Junior’s first 48 hour collaborative gamedev
Life gets boring sometimes when you do the same thing over and over again by yourself. Two weeks ago, I had an epiphany: I didn’t have to do the same thing by myself if there were people I could coax into doing it with me. Must have been what I’d missed out on all this time.
Finding people was easy enough: I scrounged 30 seconds of my day and put up a Facebook status update.
"Find adventure and excitement in game development!" "Dedicate 48 hours of your time for the glory of the motherland!" (Not really though, it was slightly more boring than that.)
Luckily, some friends fell for the bait almost immediately. I contacted these upstanding citizens and thinned down the list to whoever would be available soonest.
There was about a week of pre-planning involved in this project. We started a measly scrap of a Google Doc and turned it into a kaleidoscope of schedules, tasks and game mechanics. It felt wise to ensure as smooth a start as possible. If we could make that happen, we’d have an incredible amount of creative momentum.

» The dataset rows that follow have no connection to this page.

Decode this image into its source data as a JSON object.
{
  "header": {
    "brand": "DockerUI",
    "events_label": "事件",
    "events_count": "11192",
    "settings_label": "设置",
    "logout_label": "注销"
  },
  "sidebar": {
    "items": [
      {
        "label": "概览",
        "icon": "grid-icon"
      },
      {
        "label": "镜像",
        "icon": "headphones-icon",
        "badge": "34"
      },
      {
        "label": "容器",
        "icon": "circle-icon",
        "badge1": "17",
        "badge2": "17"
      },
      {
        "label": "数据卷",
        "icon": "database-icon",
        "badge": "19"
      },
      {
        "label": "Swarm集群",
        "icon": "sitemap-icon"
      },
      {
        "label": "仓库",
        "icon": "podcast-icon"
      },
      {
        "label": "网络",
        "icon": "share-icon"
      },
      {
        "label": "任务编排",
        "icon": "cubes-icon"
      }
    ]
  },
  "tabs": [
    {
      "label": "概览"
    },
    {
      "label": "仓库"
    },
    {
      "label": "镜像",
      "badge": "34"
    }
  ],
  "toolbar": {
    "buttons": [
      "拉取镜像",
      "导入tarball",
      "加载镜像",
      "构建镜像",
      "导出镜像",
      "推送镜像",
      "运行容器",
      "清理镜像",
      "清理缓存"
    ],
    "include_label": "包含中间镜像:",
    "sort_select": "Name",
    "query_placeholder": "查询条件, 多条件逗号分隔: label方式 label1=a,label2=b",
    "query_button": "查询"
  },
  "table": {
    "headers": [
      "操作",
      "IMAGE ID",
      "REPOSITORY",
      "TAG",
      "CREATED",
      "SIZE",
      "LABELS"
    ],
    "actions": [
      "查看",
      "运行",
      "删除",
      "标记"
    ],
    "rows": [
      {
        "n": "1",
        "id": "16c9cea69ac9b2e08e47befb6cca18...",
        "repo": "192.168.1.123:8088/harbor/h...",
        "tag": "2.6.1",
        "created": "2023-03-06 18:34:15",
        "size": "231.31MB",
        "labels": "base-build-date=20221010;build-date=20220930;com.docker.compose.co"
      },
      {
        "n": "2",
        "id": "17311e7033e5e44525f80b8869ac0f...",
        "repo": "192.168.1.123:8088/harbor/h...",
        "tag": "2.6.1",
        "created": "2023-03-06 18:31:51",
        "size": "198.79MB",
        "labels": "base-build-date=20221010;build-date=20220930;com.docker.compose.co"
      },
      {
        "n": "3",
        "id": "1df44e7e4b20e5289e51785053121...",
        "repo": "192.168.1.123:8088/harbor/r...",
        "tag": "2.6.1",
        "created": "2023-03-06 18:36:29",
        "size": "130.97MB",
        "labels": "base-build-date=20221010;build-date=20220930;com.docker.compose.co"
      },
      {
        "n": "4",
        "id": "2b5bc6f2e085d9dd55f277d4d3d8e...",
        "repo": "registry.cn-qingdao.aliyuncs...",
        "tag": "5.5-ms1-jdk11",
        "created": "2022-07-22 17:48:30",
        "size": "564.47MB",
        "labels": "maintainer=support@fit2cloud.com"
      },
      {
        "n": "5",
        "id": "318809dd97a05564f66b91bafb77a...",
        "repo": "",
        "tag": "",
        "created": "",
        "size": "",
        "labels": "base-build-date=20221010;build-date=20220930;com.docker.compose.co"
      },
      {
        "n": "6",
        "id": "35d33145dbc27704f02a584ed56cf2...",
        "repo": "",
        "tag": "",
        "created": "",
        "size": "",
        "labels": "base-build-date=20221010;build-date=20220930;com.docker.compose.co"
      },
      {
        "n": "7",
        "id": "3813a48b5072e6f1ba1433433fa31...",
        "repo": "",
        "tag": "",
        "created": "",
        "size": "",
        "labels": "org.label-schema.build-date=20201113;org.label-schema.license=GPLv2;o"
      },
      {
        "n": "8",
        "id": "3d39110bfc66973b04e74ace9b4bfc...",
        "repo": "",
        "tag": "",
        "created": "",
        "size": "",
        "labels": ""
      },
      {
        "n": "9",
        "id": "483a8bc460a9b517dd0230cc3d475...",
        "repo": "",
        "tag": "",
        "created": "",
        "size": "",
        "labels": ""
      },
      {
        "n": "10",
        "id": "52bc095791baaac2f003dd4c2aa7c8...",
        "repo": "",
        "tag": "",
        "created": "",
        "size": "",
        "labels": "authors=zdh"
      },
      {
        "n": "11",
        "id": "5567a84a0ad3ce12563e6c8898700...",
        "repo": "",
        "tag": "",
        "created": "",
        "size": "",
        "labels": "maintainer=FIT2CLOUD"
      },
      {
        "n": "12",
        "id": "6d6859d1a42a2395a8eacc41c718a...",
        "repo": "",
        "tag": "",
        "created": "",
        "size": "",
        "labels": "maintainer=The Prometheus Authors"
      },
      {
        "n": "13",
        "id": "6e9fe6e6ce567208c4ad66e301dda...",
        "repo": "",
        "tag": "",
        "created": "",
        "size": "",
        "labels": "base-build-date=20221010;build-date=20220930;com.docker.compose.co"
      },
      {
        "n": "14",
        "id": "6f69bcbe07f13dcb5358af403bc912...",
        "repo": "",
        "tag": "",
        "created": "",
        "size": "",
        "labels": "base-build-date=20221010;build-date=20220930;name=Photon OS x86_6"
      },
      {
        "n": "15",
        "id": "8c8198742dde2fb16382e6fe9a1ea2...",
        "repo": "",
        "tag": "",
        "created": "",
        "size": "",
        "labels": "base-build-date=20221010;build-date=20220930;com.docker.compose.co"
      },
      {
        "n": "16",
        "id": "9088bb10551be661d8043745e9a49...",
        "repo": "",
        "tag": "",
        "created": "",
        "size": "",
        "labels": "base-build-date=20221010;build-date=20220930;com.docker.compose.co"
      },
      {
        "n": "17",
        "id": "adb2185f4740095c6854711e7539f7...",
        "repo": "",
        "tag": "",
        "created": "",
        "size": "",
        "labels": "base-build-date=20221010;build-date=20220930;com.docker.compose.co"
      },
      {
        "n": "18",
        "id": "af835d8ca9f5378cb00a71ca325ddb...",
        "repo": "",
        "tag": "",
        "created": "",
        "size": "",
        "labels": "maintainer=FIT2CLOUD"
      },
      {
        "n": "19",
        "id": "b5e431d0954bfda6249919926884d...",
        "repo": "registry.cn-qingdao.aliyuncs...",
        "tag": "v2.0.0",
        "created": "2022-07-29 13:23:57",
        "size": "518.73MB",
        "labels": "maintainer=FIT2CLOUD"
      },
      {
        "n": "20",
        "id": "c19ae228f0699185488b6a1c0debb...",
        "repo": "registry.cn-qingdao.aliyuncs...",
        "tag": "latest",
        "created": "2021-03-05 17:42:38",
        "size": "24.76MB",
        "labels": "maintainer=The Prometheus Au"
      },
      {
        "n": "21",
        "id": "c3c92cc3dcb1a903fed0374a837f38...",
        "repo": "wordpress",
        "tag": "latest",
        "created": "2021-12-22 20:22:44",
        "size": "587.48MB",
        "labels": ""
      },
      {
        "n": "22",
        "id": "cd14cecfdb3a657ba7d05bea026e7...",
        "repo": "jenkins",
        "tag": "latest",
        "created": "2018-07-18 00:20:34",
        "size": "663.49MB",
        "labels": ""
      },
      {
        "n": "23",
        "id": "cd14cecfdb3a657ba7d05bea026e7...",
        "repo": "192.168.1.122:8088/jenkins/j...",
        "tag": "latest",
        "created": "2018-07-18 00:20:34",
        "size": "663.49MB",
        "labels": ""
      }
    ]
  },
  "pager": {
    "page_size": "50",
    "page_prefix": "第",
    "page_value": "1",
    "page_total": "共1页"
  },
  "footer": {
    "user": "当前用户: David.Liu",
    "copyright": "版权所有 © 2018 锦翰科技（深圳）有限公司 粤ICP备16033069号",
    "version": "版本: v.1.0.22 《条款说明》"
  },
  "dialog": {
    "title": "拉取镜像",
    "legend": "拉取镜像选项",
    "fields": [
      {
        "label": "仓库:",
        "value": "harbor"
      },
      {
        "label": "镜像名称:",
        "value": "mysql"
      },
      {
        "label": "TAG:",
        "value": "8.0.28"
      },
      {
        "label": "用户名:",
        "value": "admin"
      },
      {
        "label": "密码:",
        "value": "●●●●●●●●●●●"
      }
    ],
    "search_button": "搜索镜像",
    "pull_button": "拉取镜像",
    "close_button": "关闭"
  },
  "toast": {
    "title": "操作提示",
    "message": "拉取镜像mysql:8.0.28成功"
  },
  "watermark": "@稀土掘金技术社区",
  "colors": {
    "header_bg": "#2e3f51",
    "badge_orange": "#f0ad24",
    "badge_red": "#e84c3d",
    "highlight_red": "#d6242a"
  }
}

The resulting high level plan boiled down to using these technologies in our game:
Language : Haxe Framework : NME Platform : Flash
Move fast, break all the things
A classic slogan in the world of tech. Boy, did things break. Haxe turned out to be a poor choice of tech for a few reasons:
- No Haxe experts on the team, both of us were totally green in using the language. This meant that fixing compilation warnings and errors took up most of the coding time. Actual progress in programming the foundational features in the game proceeded at a snail’s pace because of this.
- Flash has lackluster performance on mobile devices which support it. We could not figure out how to overcome
touch event delays or if the device was even able to register certain events (like
- Other “subtle”, but significant language annoyances which this blog post sums up pretty well.
- Near total lack of up to date and properly searchable API documentation.
- We disregarded the key feature which had originally made us choose Haxe: its cross-compilation into many languages.
The decision to choose Flash as our target platform muted that advantage.
Inevitably, we gave up trying to use this new language to write the game and switched to HTML5. No time was wasted trying to port the existing code over. Having devices ready for testing made this a confident decision and we enthusiastically wiped the slate clean.
A clever idea came out of some brainstorming we’d done on the first night of the gamedev: combine the player’s attack with the player’s movement. With this key mechanic and the newly programmed collision detection for game objects, we whipped out a mini-game in about 8 hours time. Defend yourself from an onslaught of enemies in a top-down view reminiscent of Crimsonland.
The player has to steer his character and shoot wrenches at enemies simultaneously. When the enemies touch you they wear down your health and you slowly die. Enemies spawn faster as time goes on. An ‘enemies killed’ counter keeps track of how many heads you’ve bashed in with your infinite supply of airborne wrenches.
I did most of the core engine coding, while Hesam tweaked the game balance and feel. This combination worked quite well since it meant there were fewer low level conflicts whenever any part of the game had to be changed. And about 9 hours later, we had a working build of the game that ran on both the Android tablet and the iPad.
Where do we go from here?
We may reuse some of this code to refine the game idea into something more complete, though the experience of team-based game dev will have to suffice for now. As brutal as this event had started out, it was a miracle we got anything working at all. For our first taste of collaborative creation, we were very pleased with what we had at the end of 48 hours. Sunday brunch solidified that rewarding feeling in food form.
Actual Time Spent
Hours Used Day for Game Dev Total Hours Fri 3 / 5 Sat 8 / 24 Sun 2 / 4 Total 12 / 33 Productive* for ~36.4% of the time. Around 40% of *that* time was spent going over more / new plans. The remaining time is a fair estimate of total physical production time e.g. drawing out mechanics diagrams, debate on how to balance the movement, etc.